Des excréments, des flaques d’urine, le long des parois. L’odeur était forte. Des tonnes d’allumettes utilisées jonchaient le sol. Au fond, les faisceaux dansaient sur la roche, des grappes de racines avaient réussi à traverser la pierre et pendaient dans le vide. Sharko imagina la fille tapie ici, dans l’obscurité, à craquer ses allumettes les unes après les autres, à longer les murs tel un animal, à hurler sans que personne l’entende. Et à ne jamais réussir à sortir de ce souterrain.

— Par ici !

Ils se précipitèrent vers la voix du collègue. La trouée de lumière était désormais à une centaine de mètres derrière eux. Ils avancèrent encore. Après une bifurcation, ils débouchèrent dans une grande salle carrée, d’environ dix mètres de côté, au plafond très haut. Sharko estima qu’ils étaient peut-être huit ou neuf mètres sous terre, et qu’ils ne se trouvaient plus sous la forêt, mais sans doute quelque part aux abords du village.

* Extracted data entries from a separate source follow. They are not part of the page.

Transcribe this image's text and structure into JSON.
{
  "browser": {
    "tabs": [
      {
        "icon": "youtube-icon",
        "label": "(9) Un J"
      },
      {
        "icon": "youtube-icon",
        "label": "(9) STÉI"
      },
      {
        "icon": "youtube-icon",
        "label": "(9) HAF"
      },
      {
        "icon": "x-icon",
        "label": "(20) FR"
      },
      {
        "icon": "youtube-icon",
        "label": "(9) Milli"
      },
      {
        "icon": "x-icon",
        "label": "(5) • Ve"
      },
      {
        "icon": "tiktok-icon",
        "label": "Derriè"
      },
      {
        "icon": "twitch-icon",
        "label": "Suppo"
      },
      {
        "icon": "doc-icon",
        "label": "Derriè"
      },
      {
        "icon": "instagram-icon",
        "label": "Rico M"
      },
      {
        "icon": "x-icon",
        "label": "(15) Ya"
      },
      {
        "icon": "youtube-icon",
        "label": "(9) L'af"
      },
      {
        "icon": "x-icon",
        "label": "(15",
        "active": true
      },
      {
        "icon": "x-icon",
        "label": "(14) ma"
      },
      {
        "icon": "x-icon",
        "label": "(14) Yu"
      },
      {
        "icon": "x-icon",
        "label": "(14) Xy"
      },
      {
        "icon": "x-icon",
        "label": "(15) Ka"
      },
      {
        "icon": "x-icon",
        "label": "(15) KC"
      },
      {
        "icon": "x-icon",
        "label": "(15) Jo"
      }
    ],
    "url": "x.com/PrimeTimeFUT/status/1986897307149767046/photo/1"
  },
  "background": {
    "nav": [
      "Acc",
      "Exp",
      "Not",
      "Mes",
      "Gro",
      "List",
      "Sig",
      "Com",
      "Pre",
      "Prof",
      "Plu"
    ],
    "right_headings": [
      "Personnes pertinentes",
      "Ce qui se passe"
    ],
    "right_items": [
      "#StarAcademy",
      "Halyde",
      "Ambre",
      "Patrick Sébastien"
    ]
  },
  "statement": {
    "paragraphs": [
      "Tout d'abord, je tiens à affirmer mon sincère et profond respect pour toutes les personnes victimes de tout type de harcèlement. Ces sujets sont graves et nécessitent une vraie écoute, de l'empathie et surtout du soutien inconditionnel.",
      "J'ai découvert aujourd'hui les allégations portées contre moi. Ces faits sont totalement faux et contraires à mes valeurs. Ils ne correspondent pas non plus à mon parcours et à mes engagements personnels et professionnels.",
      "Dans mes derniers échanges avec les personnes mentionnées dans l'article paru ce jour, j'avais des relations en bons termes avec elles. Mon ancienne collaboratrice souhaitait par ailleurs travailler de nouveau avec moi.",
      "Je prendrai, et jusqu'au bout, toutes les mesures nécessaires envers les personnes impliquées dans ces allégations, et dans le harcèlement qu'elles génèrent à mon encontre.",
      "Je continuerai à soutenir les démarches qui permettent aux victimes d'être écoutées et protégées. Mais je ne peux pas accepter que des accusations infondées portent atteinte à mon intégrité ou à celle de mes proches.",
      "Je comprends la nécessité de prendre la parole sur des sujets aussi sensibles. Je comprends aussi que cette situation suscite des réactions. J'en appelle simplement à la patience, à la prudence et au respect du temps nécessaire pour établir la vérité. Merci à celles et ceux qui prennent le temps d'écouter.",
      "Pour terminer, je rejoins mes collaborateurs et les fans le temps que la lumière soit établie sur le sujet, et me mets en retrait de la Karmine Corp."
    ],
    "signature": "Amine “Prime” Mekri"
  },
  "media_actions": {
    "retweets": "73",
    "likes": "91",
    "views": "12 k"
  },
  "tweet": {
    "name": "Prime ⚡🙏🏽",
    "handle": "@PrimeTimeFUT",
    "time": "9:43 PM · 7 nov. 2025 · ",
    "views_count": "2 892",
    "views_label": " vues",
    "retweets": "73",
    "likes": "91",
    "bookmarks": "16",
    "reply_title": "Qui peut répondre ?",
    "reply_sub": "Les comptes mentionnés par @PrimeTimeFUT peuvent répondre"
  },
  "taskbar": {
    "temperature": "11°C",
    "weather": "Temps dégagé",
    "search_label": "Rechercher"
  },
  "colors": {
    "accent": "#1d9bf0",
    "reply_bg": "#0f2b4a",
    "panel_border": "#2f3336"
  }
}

Plus proche d’eux, il restait des stocks de nourriture — uniquement des conserves — et d’eau. Un ouvre-boîtes pendouillait à un fil noué à un crochet, lui-même encastré dans la roche. Il y avait aussi une grosse bouteille de gaz reliée à un réchaud, une assiette sale sans couverts, des boîtes d’allumettes.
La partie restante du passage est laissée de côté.